Nos queda claro que el imaginario en torno a las personas migrantes en tránsito y solicitantes de protección internacional oscurece las diferentes prácticas que resultan en una multiplicidad de trayectorias, motivos, orígenes sociales, redes, actores y usos de los territorios involucrados en este tipo de movilidad transcontinental. Al intentar captar las sutilezas de estas movilidades frente a la receta global de gestión en clave de gobernanza migratoria, podemos constatar que los propios endurecimientos migratorios y fronterizos son los causantes de la prolongación y la fragmentación de las jornadas, y por ende de la precarización del tránsito. Vale recordar que migrantes de países del Sur global cruzan el Darién precisamente por no tener una visa para México o Estados Unidos.
En otras palabras, los modos de control de la movilidad en la región producen más vulnerabilidad, incertidumbre y múltiples instalaciones temporales, fomentando la proliferación de territorios de tránsito y espera. En el caso de Evans, impedido de entrar en México incluso habiendo cumplido todos los requisitos, se observa toda la secuencia de tristes eventos que culminan en su muerte, marcada por esa forma de racismo institucional que trasciende fronteras y se manifiesta en la selección, por parte de las autoridades estatales, de personas deseadas o no.
La coexistencia entre restricciones a la movilidad migratoria y la necesidad de construir proyectos migratorios arriesgados para sortear las formas de control producen paisajes fronterizos con ciertos elementos en común. El aeropuerto de Guarulhos es la primera frontera a la que se enfrentan muchos migrantes en el continente americano. Junto con otros espacios de espera, el aeropuerto refleja técnicas compartidas entre Brasil, México y otros países de la región, las cuales son parte de una tendencia global de ralentización de las movilidades transfronterizas y de la imposición de obstáculos en el acceso al derecho de asilo.
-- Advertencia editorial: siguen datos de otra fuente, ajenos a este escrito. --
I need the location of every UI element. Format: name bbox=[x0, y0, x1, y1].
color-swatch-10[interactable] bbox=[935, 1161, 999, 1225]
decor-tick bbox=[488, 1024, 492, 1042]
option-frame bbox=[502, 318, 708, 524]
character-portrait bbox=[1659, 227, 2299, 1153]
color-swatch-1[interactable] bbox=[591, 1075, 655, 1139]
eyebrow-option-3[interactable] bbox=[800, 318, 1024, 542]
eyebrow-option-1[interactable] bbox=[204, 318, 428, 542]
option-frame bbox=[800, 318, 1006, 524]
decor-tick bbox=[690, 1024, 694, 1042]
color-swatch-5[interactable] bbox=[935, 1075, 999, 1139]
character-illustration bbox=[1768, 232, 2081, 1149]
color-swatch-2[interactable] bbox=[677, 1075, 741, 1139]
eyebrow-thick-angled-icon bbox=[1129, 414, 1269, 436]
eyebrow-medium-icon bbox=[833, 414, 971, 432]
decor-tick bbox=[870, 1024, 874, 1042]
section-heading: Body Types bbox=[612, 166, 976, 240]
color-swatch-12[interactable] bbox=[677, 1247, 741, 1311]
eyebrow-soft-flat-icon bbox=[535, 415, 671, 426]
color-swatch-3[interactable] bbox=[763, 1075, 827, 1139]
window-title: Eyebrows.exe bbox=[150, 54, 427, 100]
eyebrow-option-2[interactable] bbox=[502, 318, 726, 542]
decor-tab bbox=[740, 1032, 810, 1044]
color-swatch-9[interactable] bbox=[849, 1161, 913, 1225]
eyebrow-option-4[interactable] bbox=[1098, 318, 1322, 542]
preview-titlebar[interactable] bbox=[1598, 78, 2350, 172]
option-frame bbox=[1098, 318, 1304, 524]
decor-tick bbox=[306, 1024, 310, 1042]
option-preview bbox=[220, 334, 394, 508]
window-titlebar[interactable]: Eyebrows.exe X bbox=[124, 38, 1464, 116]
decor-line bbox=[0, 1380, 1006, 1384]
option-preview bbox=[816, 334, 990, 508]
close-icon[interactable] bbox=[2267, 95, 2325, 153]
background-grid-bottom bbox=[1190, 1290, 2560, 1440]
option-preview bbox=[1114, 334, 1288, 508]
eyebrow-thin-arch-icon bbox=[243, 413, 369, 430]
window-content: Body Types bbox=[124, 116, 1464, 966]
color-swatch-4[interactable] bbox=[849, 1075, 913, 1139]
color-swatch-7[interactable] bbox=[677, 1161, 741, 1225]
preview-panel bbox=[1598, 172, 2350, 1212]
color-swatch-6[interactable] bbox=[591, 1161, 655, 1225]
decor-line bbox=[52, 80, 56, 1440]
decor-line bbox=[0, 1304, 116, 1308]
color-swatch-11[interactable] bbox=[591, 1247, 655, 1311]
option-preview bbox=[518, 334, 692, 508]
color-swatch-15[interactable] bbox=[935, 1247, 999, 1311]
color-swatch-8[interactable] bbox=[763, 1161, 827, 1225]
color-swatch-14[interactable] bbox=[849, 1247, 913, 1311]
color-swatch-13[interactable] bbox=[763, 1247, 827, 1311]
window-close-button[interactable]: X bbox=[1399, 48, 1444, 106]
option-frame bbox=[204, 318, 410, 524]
No es sorprendente que las imágenes proyectadas en la sala de espera para admisión en Brasil se asemejen a otros territorios de contención en México, como Tapachula, o la misma Ciudad de México en muchos sentidos y dimensiones, entre ellas la reproducción espacial de lugares públicos convertidos en campamentos improvisados, donde se observan personas sentadas junto a sus mochilas y sus pocas pertenencias, con sus celulares buscando señal o enchufes. La geografía dispersa de la espera en las Américas responde, también, a la multiplicación de fronteras en las que se restringe y disuade a las personas solicitantes de asilo mediante el control del tiempo. Es una geografía habitada por sujetos racializados que, al formar parte y actuar en la configuración de estos paisajes, enfrentan esperas forzadas que cuestan planes, proyectos y vidas.
#justiçaparaEvans
Notas
[1] “Retención” es parte del lenguaje oficial de la Policía Federal brasileña para hacer diferencia a la palabra detención, una vez que muchas organizaciones denuncian la práctica como una manera de detener personas, algo que la misma policía niega.
[2] Comunicado da Secretaria Nacional de Justiça, 26 de agosto de 2024.